OutlierTrimmer#

The OutlierTrimmer() removes values beyond an automatically generated minimum and/or maximum values. The minimum and maximum values can be calculated in 1 of 3 ways:

Gaussian limits:

  • right tail: mean + 3* std

  • left tail: mean - 3* std

IQR limits:

  • right tail: 75th quantile + 3* IQR

  • left tail: 25th quantile - 3* IQR

where IQR is the inter-quartile range: 75th quantile - 25th quantile.

percentiles or quantiles:

  • right tail: 95th percentile

  • left tail: 5th percentile

Example

Let’s remove some outliers in the Titanic Dataset.

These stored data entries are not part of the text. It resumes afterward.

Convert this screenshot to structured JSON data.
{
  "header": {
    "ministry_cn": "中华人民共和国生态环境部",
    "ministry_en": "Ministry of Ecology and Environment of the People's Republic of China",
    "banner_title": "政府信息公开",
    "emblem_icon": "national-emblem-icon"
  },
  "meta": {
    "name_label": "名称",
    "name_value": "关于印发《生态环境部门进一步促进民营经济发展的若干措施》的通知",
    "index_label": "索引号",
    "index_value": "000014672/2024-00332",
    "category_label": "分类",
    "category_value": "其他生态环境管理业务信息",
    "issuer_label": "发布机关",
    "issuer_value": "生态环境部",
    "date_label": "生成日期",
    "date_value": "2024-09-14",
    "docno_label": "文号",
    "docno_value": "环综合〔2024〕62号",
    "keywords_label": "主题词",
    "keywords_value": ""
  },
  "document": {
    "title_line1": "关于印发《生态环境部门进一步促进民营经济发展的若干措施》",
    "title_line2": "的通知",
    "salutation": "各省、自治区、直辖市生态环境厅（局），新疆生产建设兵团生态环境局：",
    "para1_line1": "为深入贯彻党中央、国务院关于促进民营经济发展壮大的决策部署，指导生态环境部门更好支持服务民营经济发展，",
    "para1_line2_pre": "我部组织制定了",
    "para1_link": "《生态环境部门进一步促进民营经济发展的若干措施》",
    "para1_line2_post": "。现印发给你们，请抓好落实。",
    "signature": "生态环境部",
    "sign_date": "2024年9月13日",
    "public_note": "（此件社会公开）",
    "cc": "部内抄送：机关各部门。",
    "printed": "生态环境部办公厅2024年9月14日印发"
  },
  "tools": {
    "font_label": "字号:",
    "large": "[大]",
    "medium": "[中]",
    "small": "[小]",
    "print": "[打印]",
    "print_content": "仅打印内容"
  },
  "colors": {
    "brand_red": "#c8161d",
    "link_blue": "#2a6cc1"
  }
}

First, let’s load the data and separate it into train and test:

import numpy as np
import pandas as pd
import matplotlib.pyplot as plt
from sklearn.model_selection import train_test_split

from feature_engine.outliers import OutlierTrimmer

# Load dataset
def load_titanic():
    data = pd.read_csv('https://www.openml.org/data/get_csv/16826755/phpMYEkMl')
    data = data.replace('?', np.nan)
    data['cabin'] = data['cabin'].astype(str).str[0]
    data['pclass'] = data['pclass'].astype('O')
    data['embarked'].fillna('C', inplace=True)
    data['fare'] = data['fare'].astype('float')
    data['fare'].fillna(data['fare'].median(), inplace=True)
    data['age'] = data['age'].astype('float')
    data['age'].fillna(data['age'].median(), inplace=True)
    return data

data = load_titanic()

# Separate into train and test sets
X_train, X_test, y_train, y_test = train_test_split(
            data.drop(['survived', 'name', 'ticket'], axis=1),
            data['survived'], test_size=0.3, random_state=0)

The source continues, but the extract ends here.